The various undereducated replies listed above are not helpful. They are, in my view, a reflection of a distressing trend back toward a simplistic creationist history of mankind but have little in common with fact. I’m wondering if anyone on the board wants to advance fact.
Exapno is closer to the kind of reply I find helpful.
ETA: My comment about Wikipedia was simply to let posters know I’m not interested in hearing a parroting of bad information. If you have some insight on the topic, I’d like to hear it. If not, I don’t need to be told to read Wikipedia.
The claim implies that the identical ancestors of aboriginal Australians all had descendacy paths which migrated away from Australia after 13,000 BC to become ancestral to all living humans. This may strike us intuitively as unlikely, but it seems to be the result found by Rohde.
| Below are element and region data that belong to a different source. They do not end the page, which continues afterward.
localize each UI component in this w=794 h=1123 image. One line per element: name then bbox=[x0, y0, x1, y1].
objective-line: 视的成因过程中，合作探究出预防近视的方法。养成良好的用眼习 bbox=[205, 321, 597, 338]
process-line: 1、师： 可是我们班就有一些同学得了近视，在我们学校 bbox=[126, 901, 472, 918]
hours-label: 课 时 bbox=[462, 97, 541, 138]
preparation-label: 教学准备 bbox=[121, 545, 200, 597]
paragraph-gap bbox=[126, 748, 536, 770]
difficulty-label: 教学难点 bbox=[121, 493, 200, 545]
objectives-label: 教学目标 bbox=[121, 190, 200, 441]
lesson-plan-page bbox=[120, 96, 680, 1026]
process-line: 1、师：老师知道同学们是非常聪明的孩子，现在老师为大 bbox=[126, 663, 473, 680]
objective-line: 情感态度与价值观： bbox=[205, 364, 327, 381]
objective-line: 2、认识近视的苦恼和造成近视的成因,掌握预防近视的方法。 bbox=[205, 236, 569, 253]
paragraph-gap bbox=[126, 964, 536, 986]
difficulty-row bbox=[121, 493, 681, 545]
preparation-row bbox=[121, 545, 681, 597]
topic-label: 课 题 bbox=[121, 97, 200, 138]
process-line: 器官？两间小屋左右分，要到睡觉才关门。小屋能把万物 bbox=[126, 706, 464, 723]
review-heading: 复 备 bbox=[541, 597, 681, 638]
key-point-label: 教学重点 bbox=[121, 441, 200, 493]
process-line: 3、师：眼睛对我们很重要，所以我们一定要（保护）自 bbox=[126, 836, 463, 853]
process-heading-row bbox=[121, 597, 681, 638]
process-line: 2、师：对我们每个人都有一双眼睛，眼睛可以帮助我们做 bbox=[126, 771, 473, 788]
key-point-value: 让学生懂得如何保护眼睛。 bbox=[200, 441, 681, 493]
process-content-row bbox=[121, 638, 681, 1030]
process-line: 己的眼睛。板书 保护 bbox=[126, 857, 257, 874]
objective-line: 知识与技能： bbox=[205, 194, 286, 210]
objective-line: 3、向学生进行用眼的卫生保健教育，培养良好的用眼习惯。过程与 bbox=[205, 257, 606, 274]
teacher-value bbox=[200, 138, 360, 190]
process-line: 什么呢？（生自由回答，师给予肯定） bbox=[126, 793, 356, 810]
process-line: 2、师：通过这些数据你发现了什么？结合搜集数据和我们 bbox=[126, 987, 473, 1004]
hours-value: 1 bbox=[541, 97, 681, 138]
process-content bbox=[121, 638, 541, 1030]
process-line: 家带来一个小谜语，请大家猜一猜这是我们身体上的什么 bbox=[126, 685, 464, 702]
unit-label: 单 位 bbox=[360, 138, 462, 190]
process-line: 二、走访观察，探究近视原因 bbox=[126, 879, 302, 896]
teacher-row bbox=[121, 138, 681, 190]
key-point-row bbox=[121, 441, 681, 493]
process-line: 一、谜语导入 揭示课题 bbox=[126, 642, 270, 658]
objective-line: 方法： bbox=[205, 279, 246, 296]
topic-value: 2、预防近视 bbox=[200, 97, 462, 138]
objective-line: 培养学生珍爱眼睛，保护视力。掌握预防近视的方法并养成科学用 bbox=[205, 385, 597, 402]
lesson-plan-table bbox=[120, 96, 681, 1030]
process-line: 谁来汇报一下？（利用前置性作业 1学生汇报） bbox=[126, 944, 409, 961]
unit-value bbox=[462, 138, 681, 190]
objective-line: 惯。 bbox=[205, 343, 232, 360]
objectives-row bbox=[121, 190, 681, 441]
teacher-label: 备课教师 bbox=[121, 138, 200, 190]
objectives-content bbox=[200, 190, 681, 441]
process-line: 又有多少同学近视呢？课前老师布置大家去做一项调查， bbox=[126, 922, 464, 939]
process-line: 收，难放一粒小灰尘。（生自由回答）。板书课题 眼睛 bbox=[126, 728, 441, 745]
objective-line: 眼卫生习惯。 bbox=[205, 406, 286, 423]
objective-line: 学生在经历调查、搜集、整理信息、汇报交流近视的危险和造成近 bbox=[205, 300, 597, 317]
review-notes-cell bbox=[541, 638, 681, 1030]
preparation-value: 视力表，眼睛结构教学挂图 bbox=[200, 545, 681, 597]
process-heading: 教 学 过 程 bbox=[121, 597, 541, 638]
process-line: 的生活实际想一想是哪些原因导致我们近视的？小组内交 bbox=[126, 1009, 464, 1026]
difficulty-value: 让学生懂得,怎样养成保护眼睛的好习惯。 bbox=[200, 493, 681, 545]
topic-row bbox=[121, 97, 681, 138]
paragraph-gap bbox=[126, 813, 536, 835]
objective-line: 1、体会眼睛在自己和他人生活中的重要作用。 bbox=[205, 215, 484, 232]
The claim depends on parameters, e.g. the leakage from Australia (prehistoric people who accidentally rafted away to New Guinea), which is explicitly shown on page 14 of the paper. Rohde discusses some inter-continental migrations, but I see no mention of Australia and have no idea how he guesstimated that parameter. Small changes in the parameters can have a big effect on results like Identical Ancestor Point. The real numbers may be unknowable and likely to be more conservative than those found with the model – I suspect Rohde would agree with that.
Just because humans moved out of Africa doesn’t mean that a wall of separation came down around the continent. There was always leakage across the Sinai and around the coasts.
Granted, for most of human history people who lived in China weren’t mating with people who lived in South Africa. But Chinese mated with central Asians who mated with Arabians who mated with north Africans who mated with central Africans who mated with south Africans. Over hundreds of generations a Chinese could easily become ancestral to an African, or even to every African. Or the reverse.
I know what it is, and it was linked to early in this thread.
No, it’s not. I believe this work was done before the Neanderthal genetic data was known, and if we do ignore it, there is no reason that the identical ancestor point has to be > 75k years ago. Where are you getting that from?